The Korean-American Henney, who rose to stardom for his role in 2005 MBC-TV’s “My Lovely Sam-soon,” plays Agent Zero, one of Wolverine’s enemies.
“Wolverine is a mutant with very long claws and a lot of anger management issues,” said Jackman at the press conference last Friday afternoon at Korea House in central Seoul.
“My character also has anger management issues. Big problem,” Henney added in English, after introducing himself fluently in Korean.
The 29-year-old joined Wolverine after the casting director for the film watched “My Father,” a Korean film made in 2007 about an adopted son who searches for his biological parents in Korea.
While Henney’s love for Korea was frequently expressed in the past, Jackman revealed thoughts that are less widely known.
“[My father] was always talking about Korea. I feel like I know Korea very well,” he said, referring to his father’s frequent business trips to the country. “I was quite insistent that we come here, not just because of Daniel.
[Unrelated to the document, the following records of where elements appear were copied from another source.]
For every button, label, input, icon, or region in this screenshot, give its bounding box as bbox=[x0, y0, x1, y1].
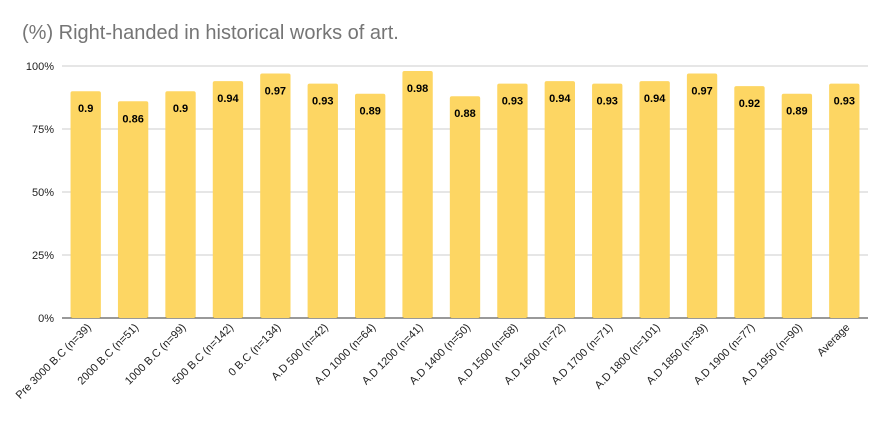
x-axis-tick-labels: Pre 3000 B.C (n=39)2000 B.C (n=51)1000 B… bbox=[14, 322, 853, 402]
data-label: 0.97 bbox=[691, 86, 712, 98]
x-tick-label: Pre 3000 B.C (n=39) bbox=[14, 322, 94, 402]
bar-11 bbox=[592, 83, 623, 318]
data-label: 0.98 bbox=[407, 83, 428, 95]
data-label: 0.93 bbox=[834, 96, 855, 108]
data-label: 0.92 bbox=[739, 98, 760, 110]
bar-2 bbox=[165, 91, 196, 318]
y-tick-label: 25% bbox=[32, 250, 54, 262]
data-label: 0.94 bbox=[644, 93, 666, 105]
data-label: 0.94 bbox=[549, 93, 571, 105]
data-labels: 0.9 0.86 0.9 0.94 0.97 0.93 0.89 0.98 0.88 0.93 0.… bbox=[78, 83, 855, 125]
bar-12 bbox=[639, 81, 670, 319]
data-label: 0.94 bbox=[217, 93, 239, 105]
y-axis-tick-labels: 0% 25% 50% 75% 100% bbox=[26, 61, 54, 325]
data-label: 0.93 bbox=[502, 96, 523, 108]
data-label: 0.86 bbox=[122, 113, 143, 125]
data-label: 0.97 bbox=[265, 86, 286, 98]
data-label: 0.93 bbox=[312, 96, 333, 108]
data-label: 0.89 bbox=[786, 106, 807, 118]
bar-7 bbox=[402, 71, 433, 318]
bar-1 bbox=[117, 101, 149, 318]
data-label: 0.89 bbox=[359, 106, 380, 118]
bar-6 bbox=[355, 93, 386, 318]
data-label: 0.93 bbox=[597, 96, 618, 108]
bar-8 bbox=[449, 96, 481, 319]
x-tick-label: Average bbox=[815, 322, 852, 359]
bar-9 bbox=[497, 83, 528, 318]
bar-16 bbox=[829, 83, 860, 318]
data-label: 0.88 bbox=[454, 108, 475, 120]
data-label: 0.9 bbox=[78, 103, 93, 115]
chart-title: (%) Right-handed in historical works of … bbox=[22, 22, 399, 44]
bar-10 bbox=[544, 81, 575, 319]
bar-13 bbox=[686, 73, 718, 318]
bar-0 bbox=[70, 91, 101, 318]
bar-5 bbox=[307, 83, 338, 318]
y-tick-label: 0% bbox=[38, 313, 54, 325]
data-label: 0.9 bbox=[173, 103, 188, 115]
bars bbox=[70, 71, 860, 319]
y-tick-label: 100% bbox=[26, 61, 54, 73]
y-tick-label: 50% bbox=[32, 187, 54, 199]
y-tick-label: 75% bbox=[32, 124, 54, 136]
bar-3 bbox=[212, 81, 244, 319]
bar-14 bbox=[734, 86, 765, 318]
bar-4 bbox=[260, 73, 291, 318]
bar-15 bbox=[781, 93, 813, 318]
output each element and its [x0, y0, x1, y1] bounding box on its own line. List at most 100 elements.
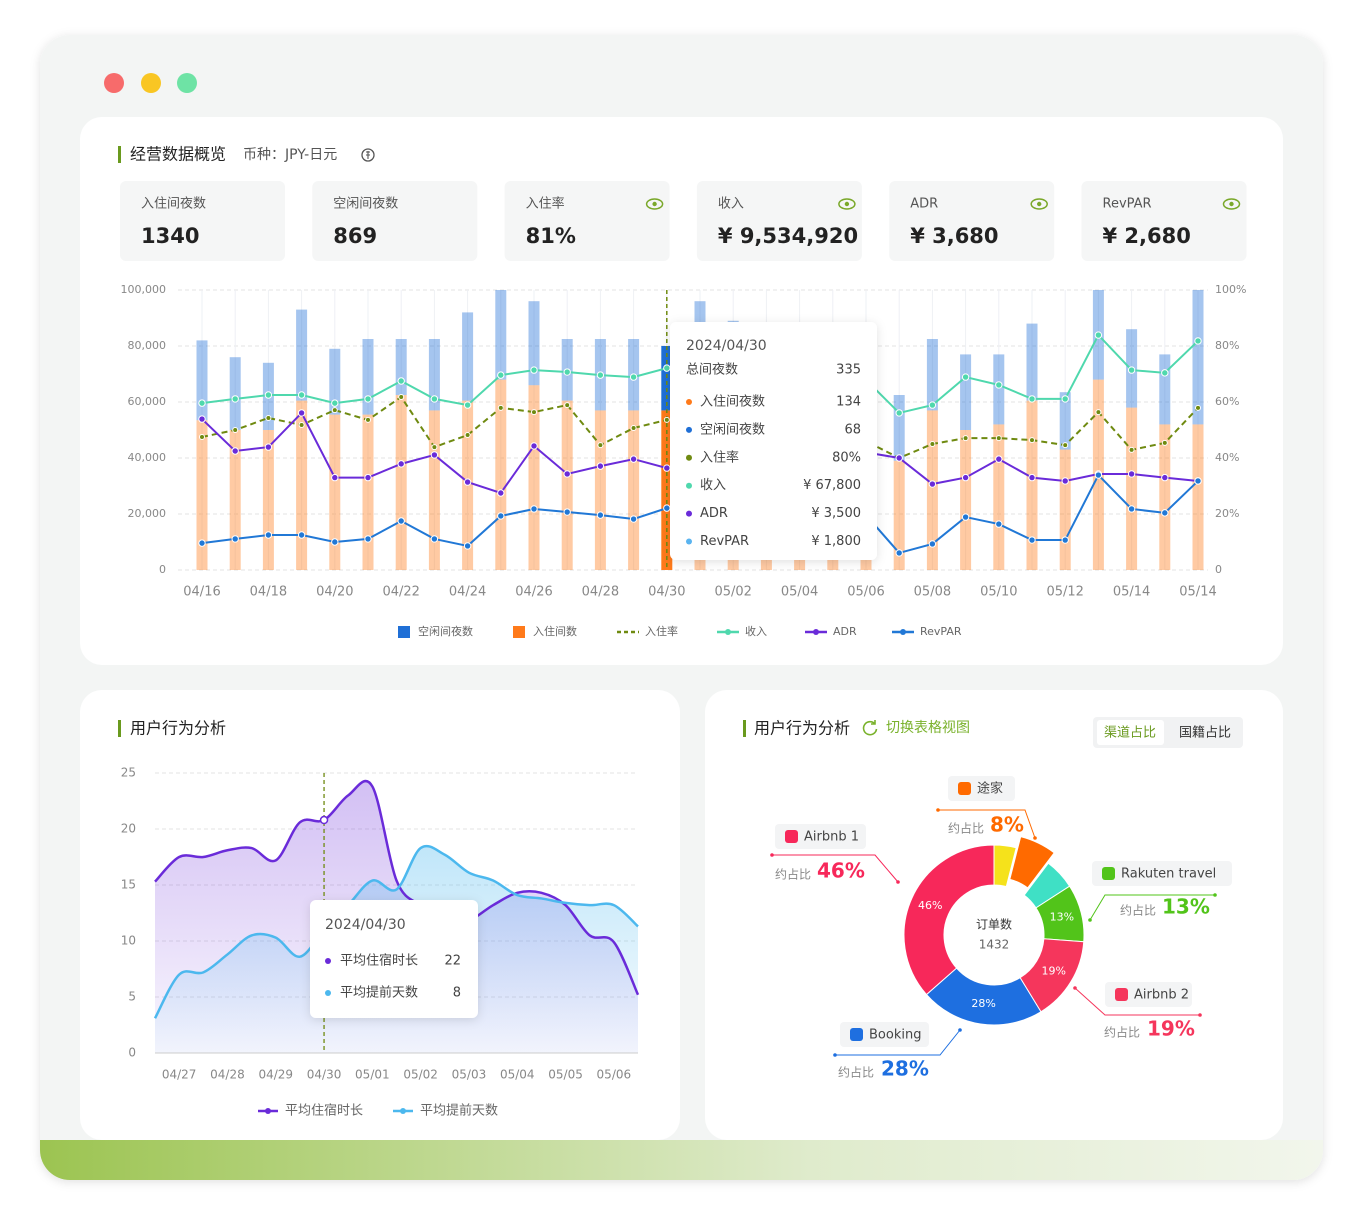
- tooltip-value: 8: [453, 986, 461, 1001]
- kpi-label: RevPAR: [1103, 197, 1152, 212]
- bar: [594, 410, 606, 570]
- y-tick-label: 60,000: [128, 395, 167, 408]
- point: [497, 404, 504, 411]
- bar: [926, 339, 938, 411]
- bar: [329, 414, 341, 570]
- callout-value: 28%: [881, 1057, 929, 1081]
- currency-switch[interactable]: [361, 148, 375, 162]
- legend-label: RevPAR: [920, 625, 962, 638]
- visibility-toggle[interactable]: [1030, 198, 1048, 210]
- bar: [993, 424, 1005, 570]
- legend-label: 平均提前天数: [420, 1103, 498, 1119]
- visibility-toggle[interactable]: [838, 198, 856, 210]
- point: [564, 402, 571, 409]
- currency-icon: [366, 151, 370, 159]
- point: [895, 549, 903, 557]
- tooltip-value: 68: [844, 422, 861, 437]
- point: [563, 508, 571, 516]
- tooltip-title: 2024/04/30: [325, 917, 406, 933]
- point: [1061, 536, 1069, 544]
- x-tick-label: 05/06: [847, 585, 884, 600]
- window-maximize[interactable]: [177, 73, 197, 93]
- callout-line: [1089, 894, 1215, 921]
- tooltip: [310, 900, 478, 1018]
- callout-name: Airbnb 1: [804, 830, 859, 845]
- point: [1194, 337, 1202, 345]
- legend-label: 收入: [745, 624, 767, 638]
- tab[interactable]: 渠道占比: [1104, 726, 1156, 741]
- point: [1094, 331, 1103, 339]
- x-tick-label: 05/05: [548, 1068, 583, 1082]
- visibility-toggle[interactable]: [645, 198, 664, 210]
- tab[interactable]: 国籍占比: [1179, 725, 1231, 741]
- point: [962, 435, 969, 442]
- legend-label: 入住间数: [533, 624, 577, 638]
- tooltip-value: ¥ 1,800: [811, 534, 861, 549]
- bar: [1192, 424, 1204, 570]
- point: [397, 377, 405, 385]
- point: [597, 442, 604, 449]
- point: [198, 539, 206, 547]
- x-tick-label: 04/22: [382, 585, 419, 600]
- bar: [362, 339, 374, 415]
- bar: [428, 339, 440, 411]
- tooltip-label: 总间夜数: [686, 363, 738, 378]
- section-marker: [118, 146, 121, 163]
- bar: [395, 395, 407, 570]
- legend-swatch: [900, 629, 906, 635]
- window-minimize[interactable]: [141, 73, 161, 93]
- pie-slice: [1009, 836, 1055, 889]
- bar: [428, 410, 440, 570]
- callout-prefix: 约占比: [1120, 903, 1156, 918]
- refresh-icon[interactable]: [862, 720, 878, 736]
- tooltip-label: ADR: [700, 506, 728, 521]
- window-close[interactable]: [104, 73, 124, 93]
- point: [961, 373, 970, 381]
- y2-tick-label: 0: [1215, 563, 1222, 576]
- footer-bar: [40, 1140, 1323, 1180]
- point: [1061, 477, 1069, 485]
- bar: [495, 290, 507, 380]
- bar: [196, 420, 208, 570]
- bar: [960, 354, 972, 430]
- point: [198, 415, 206, 423]
- legend-swatch: [265, 1108, 271, 1114]
- point: [530, 366, 538, 374]
- slice-label: 46%: [918, 899, 942, 912]
- callout-prefix: 约占比: [948, 821, 984, 836]
- visibility-toggle[interactable]: [1222, 198, 1241, 210]
- point: [630, 425, 637, 432]
- tooltip-dot: [686, 454, 692, 461]
- callout-dot: [1198, 1013, 1202, 1017]
- point: [596, 371, 605, 379]
- point: [463, 478, 472, 486]
- point: [430, 451, 439, 459]
- kpi-card: [696, 181, 862, 261]
- tooltip-dot: [686, 510, 692, 517]
- callout-dot: [958, 1028, 962, 1032]
- point: [264, 531, 273, 539]
- point: [629, 455, 638, 463]
- switch-view-link[interactable]: 切换表格视图: [886, 719, 970, 736]
- y-tick-label: 25: [121, 766, 136, 780]
- point: [497, 512, 505, 520]
- point: [1195, 404, 1201, 411]
- bar: [960, 430, 972, 570]
- point: [1127, 366, 1136, 374]
- pie-slice: [993, 844, 1017, 888]
- point: [995, 435, 1002, 442]
- bar: [462, 312, 474, 401]
- point: [231, 447, 239, 455]
- slice-label: 13%: [1050, 911, 1074, 924]
- bar: [893, 460, 905, 570]
- callout-value: 13%: [1162, 895, 1210, 919]
- visibility-icon: [1037, 201, 1042, 207]
- x-tick-label: 04/28: [210, 1068, 245, 1082]
- tooltip-label: 入住间夜数: [700, 395, 765, 410]
- bar: [1159, 424, 1171, 570]
- line: [153, 844, 639, 1019]
- tooltip-value: 335: [836, 363, 861, 378]
- bar: [229, 357, 241, 430]
- tooltip-label: 平均住宿时长: [340, 953, 418, 969]
- section-marker: [118, 720, 121, 737]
There were many times when we were shooting when we talked about this very day.”
After being appointed as Seoul’s goodwill ambassador at Seoul City Hall’s Seosomun Annex, Jackman attended a red carpet, hand-printing event with Henney at Cheonggye Plaza in downtown Seoul.
“Hello. It’s good to be in Seoul,” he said slowly, showing off his well-rehearsed Korean.
Jackman was certainly the superhero of the day. After he got comfortable on stage, the 40-year-old actor suddenly took off his tie and threw it to his adoring fans. Then he ripped off his shirt to reveal a black shirt bearing the words “I Love Seoul.”
When the crowd began to cheer, he lead them in the famous Korean football anthem for supporters, “Oh Pilseung Korea.”
“I came to Korea in 2006 just before the World Cup. I was wearing the Red Devils shirt, but many people around the globe thought it was a Manchester United shirt,” he had explained earlier in the press conference.
He was referring to the red shirts popular with football fans in Korea during the 2002 and 2006 World Cups.
“I still have the shirt,” he added. “If I’m not going for Australia, I always go for Korea in soccer.”
The two actors left Seoul on Saturday to the disappointment of many, but the consolation is the movie opens in theaters all across the nation on April 30.